Audi managers in China made similar suggestions: “Europe could do so much more. But everything is discussed to death. China simply provides the better environment. That’s why we have to develop here.” Audi plans to expand its development department in China from 280 to 650 employees over the next few years. 200 of them are solely dedicated to work on networked and autonomous driving.

Technology and expertise are moving where demand exists: Audi has produced the “Traffic Light Information” for more than four years. So far, the manufacturer has already tested the system in Ingolstadt, Berlin and Las Vegas. But in Wuxi, it’s happening for the first time on a large scale and using the LTE instead of Wi-Fi.

This is facilitated by Huawei. “Not only do we want to offer solutions, we also want to build an ecosystem that in the long run can be used not only in China but worldwide. That’s why we have invited many foreign companies,” says Huawei manager Xiong. In the process, they have companies known for strong research and development.

Cities seek solutions to clogged roads

China’s systematic approach to mobility is outlined in the national “Medium to Long Term Car Development Plan”. It states that 10% of cars in China will be equipped with systems for connected driving by 2020. 25% of all cars entering the market are expected to be able to offer Level 4 or Level 5 driver assistants (make part or all of the driving decisions themselves) by 2025.

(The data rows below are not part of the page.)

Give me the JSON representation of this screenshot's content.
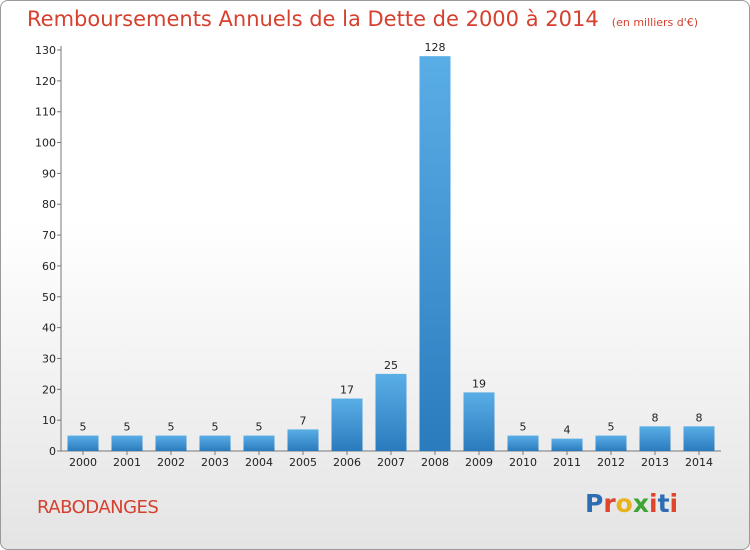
{
  "title": "Remboursements Annuels de la Dette de 2000 à 2014",
  "unit_label": "(en milliers d'€)",
  "commune": "RABODANGES",
  "logo_text": "Proxiti",
  "colors": {
    "title": "#d6402f",
    "bar_light": "#5aaee6",
    "bar_dark": "#2a7bbd",
    "logo_letters": [
      "#2e6db4",
      "#e0452b",
      "#e8b31c",
      "#3fa535",
      "#e0452b",
      "#2e6db4",
      "#e0452b"
    ]
  },
  "chart_data": {
    "type": "bar",
    "categories": [
      "2000",
      "2001",
      "2002",
      "2003",
      "2004",
      "2005",
      "2006",
      "2007",
      "2008",
      "2009",
      "2010",
      "2011",
      "2012",
      "2013",
      "2014"
    ],
    "values": [
      5,
      5,
      5,
      5,
      5,
      7,
      17,
      25,
      128,
      19,
      5,
      4,
      5,
      8,
      8
    ],
    "ylim": [
      0,
      130
    ],
    "yticks": [
      0,
      10,
      20,
      30,
      40,
      50,
      60,
      70,
      80,
      90,
      100,
      110,
      120,
      130
    ],
    "grid": false
  }
}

There are two approaches to advancing autonomous driving: either the car itself becomes smarter and makes decisions on its own, or decisions are made at a traffic centre that is networked with the infrastructure. China has shown to favour the second approach, because it allows better control of traffic flow. Clogged roads are a big problem in Chinese cities.

But the IT Ministry wants to test all options. In selected provinces in the north, for example, driving in icy and snowy areas is tested. Other cities are also involved in the project. But Wuxi is the most complex testing area – driving is not used in a sealed off test zone, but in the city centre.

In addition, all key decision-makers are involved from the start. This is important because not only the technology in the car is important in networked driving, but also communication with public infrastructure, telecommunications networks and other road users.

Decentralised initiatives and local experiments are popular testing methods of the Chinese government. China commonly approaches changes “from the point to the surface” – meaning if the project proves successful in the administrative practice of a region, nationwide laws are enacted and the projects implemented nationwide.

In China, plans are realised faster because the government has a vision, recognises Accenture consultant Adick. “Digitization does not just happen inside a company, it’s promoted along the entire value chain by the government”

Chinese are more open to new technology

Furthermore, Chinese citizens are generally more open to new technology. According to a study by Boston Consulting Group, Chinese are fundamentally more open-minded than Europeans when it comes to autonomous driving. 75% said they would sit in a robot car, compared with 45% of Europeans.

However, China has to catch up. Huawei manager Xiong admits that compared with the US, the technology of networked driving is still lagging behind. “But we’re narrowing the gap very quickly, because we’re investing a lot of resources, bringing all the players together and looking at how to use it. America does not understand that in connected driving, businesses can’t compete. It’s joint effort.”

“Cooperation has its advantages, but also pitfalls. You learn a lot from each other, reports, employees from Huawei and Audi. After all, one does not know each other’s industry so well. At the beginning of such a development it was not all about profit,” Xiong commented. “We want to bring the entire industry forward and the more data you can collect, the better you can do research.”

For taxi driver Wang Xiubao, all these developments have long become part of everyday life. Since last summer, a chip has been installed in his taxi’s window, which tracks how many cars are at a traffic light for how long. “I cannot wait to start the next phase of the tests,” he says proudly. “I think it’s good that we are worldwide at the forefront of this technology.”